Dix solos de violon racontent dix ans de passion amoureuse

Molly MacKinnon, joue le role de Sophie Carmen Eckhardt-Gramatté dans Never the Last. | Photo par Matt Reznek

Never the Last, la plus récente production de la compagnie de production Delinquent Theatre, retrace la vie d’un couple de virtuoses artistiques révélée par dix solos de violon écrits par l’un d’eux et jusqu’alors peu connus. La musique s’avère être un véritable personnage en tant que tel.

Entretien avec les co-fondatrices de la compagnie, et genèse de la pièce.

Une passion

Cette histoire vraie suit la relation passionnée entre Sophie Carmen Eckhardt-Gramatté, connue pour être l’une des violonistes et compositrices les plus inventives du début du 20e siècle en Europe, et le peintre expressionniste Walter Gramatté. Les dix années ont vu l’union du couple marquée par l’aventure, avec de nombreux voyages en Europe, la pauvreté liée à cette itinérance et le métier d’artiste à cette époque, ou encore les dissensions artistiques entre eux. Le tout, couché sur feuilles de musiques par Sophie Carmen Eckhardt-Gramatté, en dix solos de violon peu connus de son oeuvre.

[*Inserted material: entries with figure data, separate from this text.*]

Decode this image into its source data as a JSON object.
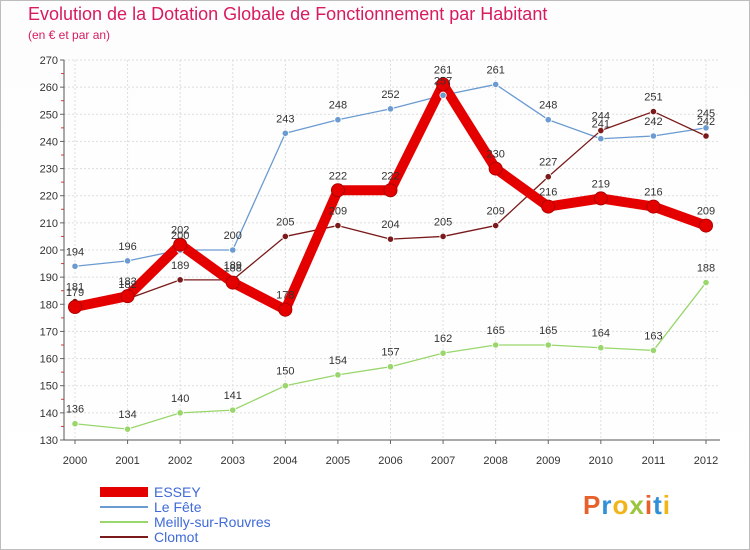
{
  "title": "Evolution de la Dotation Globale de Fonctionnement par Habitant",
  "subtitle": "(en € et par an)",
  "logo": {
    "text": "Proxiti",
    "colors": [
      "#e8612c",
      "#2f8fd8",
      "#f2b418",
      "#9bc53d",
      "#e8612c",
      "#2f8fd8",
      "#f2b418"
    ]
  },
  "chart_data": {
    "type": "line",
    "title": "Evolution de la Dotation Globale de Fonctionnement par Habitant",
    "subtitle": "(en € et par an)",
    "xlabel": "",
    "ylabel": "",
    "ylim": [
      130,
      270
    ],
    "yticks": [
      130,
      140,
      150,
      160,
      170,
      180,
      190,
      200,
      210,
      220,
      230,
      240,
      250,
      260,
      270
    ],
    "categories": [
      "2000",
      "2001",
      "2002",
      "2003",
      "2004",
      "2005",
      "2006",
      "2007",
      "2008",
      "2009",
      "2010",
      "2011",
      "2012"
    ],
    "series": [
      {
        "name": "ESSEY",
        "color": "#e50000",
        "values": [
          179,
          183,
          202,
          188,
          178,
          222,
          222,
          261,
          230,
          216,
          219,
          216,
          209
        ]
      },
      {
        "name": "Le Fête",
        "color": "#6b9bd1",
        "values": [
          194,
          196,
          200,
          200,
          243,
          248,
          252,
          257,
          261,
          248,
          241,
          242,
          245
        ]
      },
      {
        "name": "Meilly-sur-Rouvres",
        "color": "#99d66b",
        "values": [
          136,
          134,
          140,
          141,
          150,
          154,
          157,
          162,
          165,
          165,
          164,
          163,
          188
        ]
      },
      {
        "name": "Clomot",
        "color": "#7a1a1a",
        "values": [
          181,
          182,
          189,
          189,
          205,
          209,
          204,
          205,
          209,
          227,
          244,
          251,
          242
        ]
      }
    ]
  }
}
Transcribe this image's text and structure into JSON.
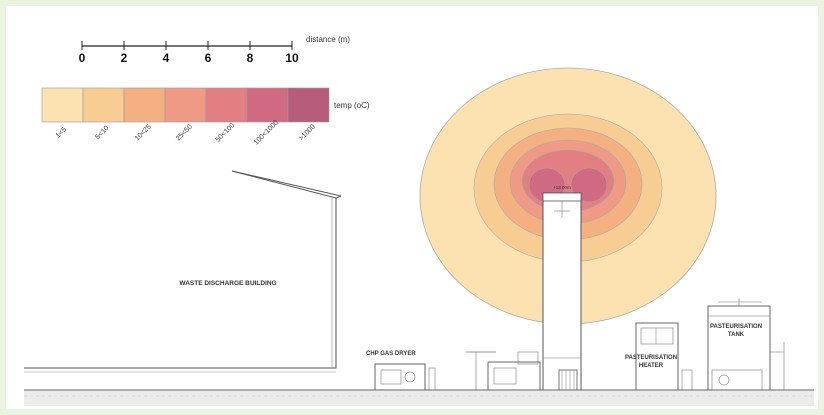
{
  "scale_bar": {
    "label": "distance (m)",
    "ticks": [
      "0",
      "2",
      "4",
      "6",
      "8",
      "10"
    ]
  },
  "legend": {
    "label": "temp (oC)",
    "bins": [
      {
        "range": "1<5",
        "color": "#fbe2b0"
      },
      {
        "range": "5<10",
        "color": "#f8cd93"
      },
      {
        "range": "10<25",
        "color": "#f5b082"
      },
      {
        "range": "25<50",
        "color": "#ee9a84"
      },
      {
        "range": "50<100",
        "color": "#e17f83"
      },
      {
        "range": "100<1000",
        "color": "#cf6a80"
      },
      {
        "range": ">1000",
        "color": "#b85c7c"
      }
    ]
  },
  "labels": {
    "waste_building": "WASTE DISCHARGE BUILDING",
    "chp_dryer": "CHP GAS DRYER",
    "past_heater": "PASTEURISATION\nHEATER",
    "past_tank": "PASTEURISATION\nTANK",
    "stack_top": "+13.00m"
  }
}
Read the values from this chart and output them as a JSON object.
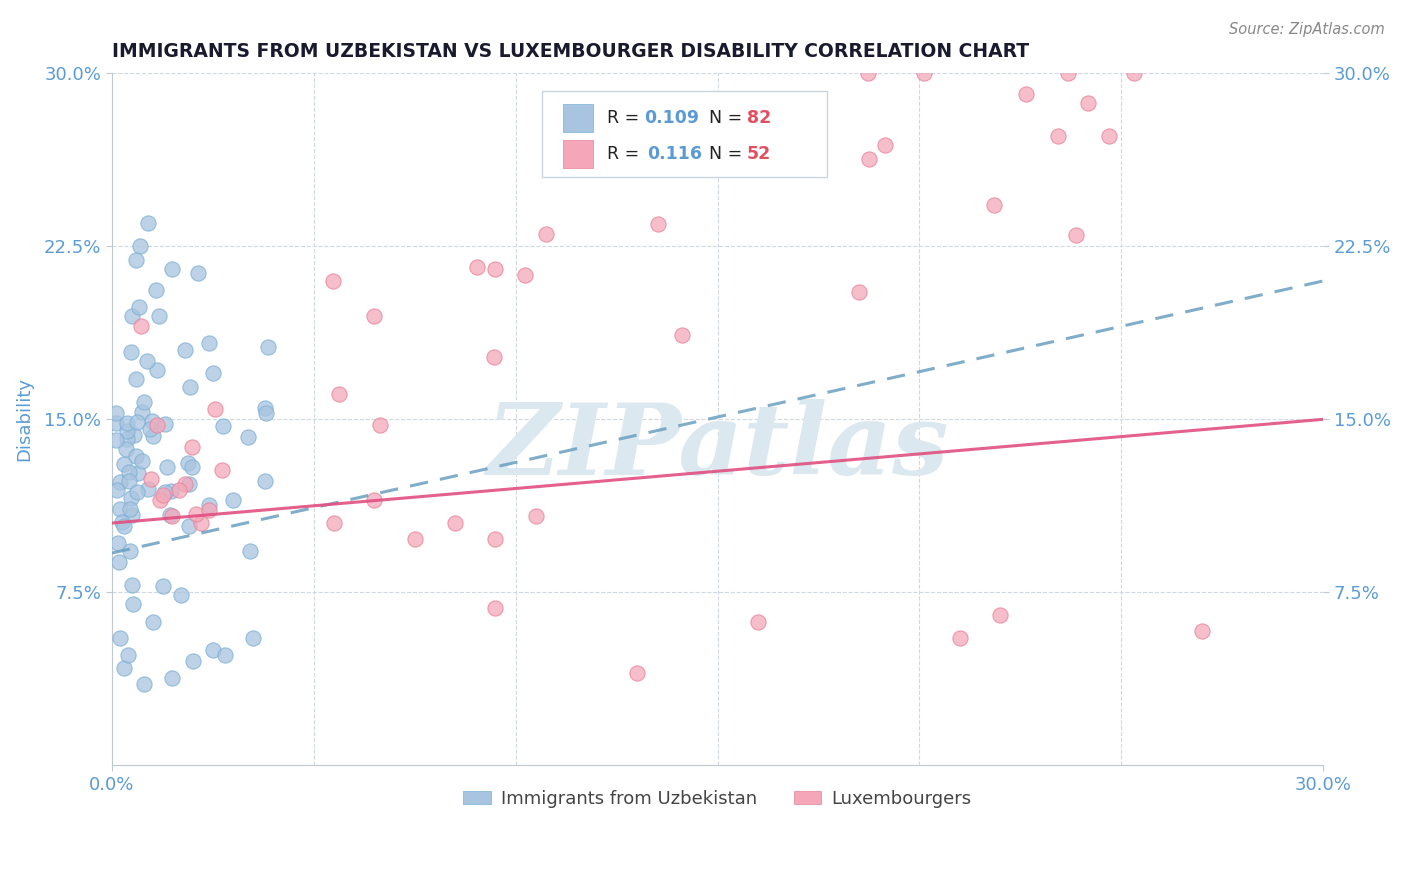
{
  "title": "IMMIGRANTS FROM UZBEKISTAN VS LUXEMBOURGER DISABILITY CORRELATION CHART",
  "source": "Source: ZipAtlas.com",
  "ylabel": "Disability",
  "xlim": [
    0.0,
    0.3
  ],
  "ylim": [
    0.0,
    0.3
  ],
  "legend1_label": "Immigrants from Uzbekistan",
  "legend2_label": "Luxembourgers",
  "r1": "0.109",
  "n1": "82",
  "r2": "0.116",
  "n2": "52",
  "color1": "#a8c4e0",
  "color2": "#f4a7b9",
  "color1_edge": "#7aafd4",
  "color2_edge": "#e8829a",
  "trendline1_color": "#6a9fc0",
  "trendline2_color": "#e05080",
  "watermark": "ZIPatlas",
  "watermark_color": "#dce8f0",
  "background_color": "#ffffff",
  "grid_color": "#d0d8e0",
  "title_color": "#1a1a2e",
  "tick_label_color": "#5b9bd5",
  "legend_text_color": "#222222",
  "legend_r_color": "#5b9bd5",
  "legend_n_color": "#e05060"
}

Loin de l’histoire d’amour tumultueuse classique, Never the Last nuance avec succès la démarcation entre l’émotion engendrée par cette histoire à laquelle tout un chacun peut se rattacher et celle conférée par la puissance d’un solo de violon qui vaut tout mot non-dit. La pièce est menée sur un tempo dramatique qui exalte tous les émois du couple. Les deux acteurs qui les jouent évoluent sous l’archet d’une violoniste, placée au centre d’une scène denudée de tout apparat, d’où elle ne bouge pas ou peu. Avec seulement trois acteurs livrant l’histoire, la mise en scène est un concentré émotionnel qui amplifie la charge de cette histoire, encore une fois magnifiée par cet instrument. Un choix artistique qui offre une ligne mélodique captivante et bouleversante.

Une histoire contemporaine à bien des égards

L’ambition de Delinquent Theatre est d’offrir des créations en propre basées exclusivement sur « des histoires de survie, de génie humain et d’actes subversifs face à l’adversité ». Bien que subjectifs en tant que concepts, c’est la mission que se donne la production, co-fondée par Christine Quintana et Laura McLean. D’abord actrices depuis leurs huit ans, toutes deux se réjouissent de cette occasion d’être maintenant en capacité d’écrire et de raconter des histoires par ce biais.

« En tant que compagnie théâtrale par et pour les femmes, nous nous faisons le devoir de partager les histoires d’artistes qui ont innové et ce faisant, ouvert la voie pour toutes celles qui ont suivi » explique sans pathos Mme Quintana, également auteure de certaines des pièces. Le point d’orgue étant celles « dont l’art a été oublié ou enterré du fait de discrimination liée au sexe ou à la classe sociale » ajoute-t-elle. « Nous sommes honorées de porter au public des récits qui vont à l’encontre des limitations sociétales imposées aux femmes, d’autant plus celles dans les postes à responsabilité, et qui rejettent le statu quo ».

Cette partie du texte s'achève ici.